The dogs barking echoed through the cold morning air. The Hoovers awoke to find little Sally Lynn missing. She was only three years old, with the blondest, curliest hair you could imagine. Her eyes a sky blue.
There were no signs of forced entry, authorities tore the house apart but there was nothing leading to her where abouts. The only thing concrete were footprints in the snow.
Her mother, wrapped up in an afghan refused to let the search team go at it alone. Her husband, close by, his hand tightly intwined with hers. He whispered as the dogs sped across the wooden bridge. “There’s no way she’s in that frozen pond.” His words causing Sally’s mother to fall to her knees. He quickly lifted her back up. The lead detective gave him a scowl. “Mrs. Hoover, we are doing everything we can. There is no reason to believe Sally is in the water. We just want to be thorough in our efforts.”
The closest neighbor, nearly a mile away, no one seen or heard anything.

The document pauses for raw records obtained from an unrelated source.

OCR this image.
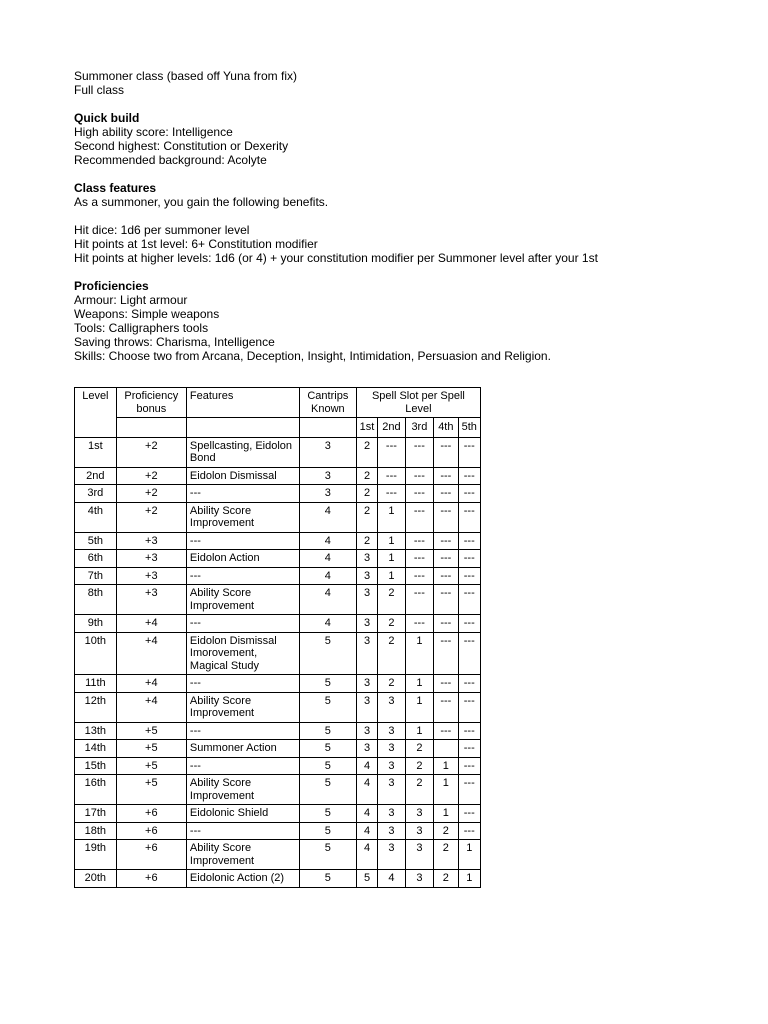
Summoner class (based off Yuna from fix)
Full class
Quick build
High ability score: Intelligence
Second highest: Constitution or Dexerity
Recommended background: Acolyte
Class features
As a summoner, you gain the following benefits.
Hit dice: 1d6 per summoner level
Hit points at 1st level: 6+ Constitution modifier
Hit points at higher levels: 1d6 (or 4) + your constitution modifier per Summoner level after your 1st
Proficiencies
Armour: Light armour
Weapons: Simple weapons
Tools: Calligraphers tools
Saving throws: Charisma, Intelligence
Skills: Choose two from Arcana, Deception, Insight, Intimidation, Persuasion and Religion.
Level	Proficiency bonus	Features	Cantrips Known	Spell Slot per Spell Level				
				1st	2nd	3rd	4th	5th
1st	+2	Spellcasting, Eidolon Bond	3	2	---	---	---	---
2nd	+2	Eidolon Dismissal	3	2	---	---	---	---
3rd	+2	---	3	2	---	---	---	---
4th	+2	Ability Score Improvement	4	2	1	---	---	---
5th	+3	---	4	2	1	---	---	---
6th	+3	Eidolon Action	4	3	1	---	---	---
7th	+3	---	4	3	1	---	---	---
8th	+3	Ability Score Improvement	4	3	2	---	---	---
9th	+4	---	4	3	2	---	---	---
10th	+4	Eidolon Dismissal Imorovement, Magical Study	5	3	2	1	---	---
11th	+4	---	5	3	2	1	---	---
12th	+4	Ability Score Improvement	5	3	3	1	---	---
13th	+5	---	5	3	3	1	---	---
14th	+5	Summoner Action	5	3	3	2		---
15th	+5	---	5	4	3	2	1	---
16th	+5	Ability Score Improvement	5	4	3	2	1	---
17th	+6	Eidolonic Shield	5	4	3	3	1	---
18th	+6	---	5	4	3	3	2	---
19th	+6	Ability Score Improvement	5	4	3	3	2	1
20th	+6	Eidolonic Action (2)	5	5	4	3	2	1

Mrs. Hoover’s freezing red face turned an abrupt pale, stopping the officers in their tracks as they called for the dogs to halt.
She reared back and with an abundance of force smacked Paul Hoover across the face, screaming at the top of her lungs. “What did you do to my baby?” The couple had only been married for about a year. The suspicion was there for all of us, and a mother’s intuition is usually the biggest clue to be found.
It wasn’t long before cell phone pings and cameras gave way to Paul Hoover’s secret.
Mrs. Hoover had been sick with the flu and in the bed for nearly three days. Paul’s urge for a drink pushed him to take little Sally Lynn to the local bar, leaving her unattended in his truck for what he believed would be just a moment. The already subzero temperatures dropped. Paul’s minutes turned to hours as Sally Lynn shook and froze in her car seat that he so caringly put her in.
He confessed, though his crime would have found him out when the spring thaw revealed her location.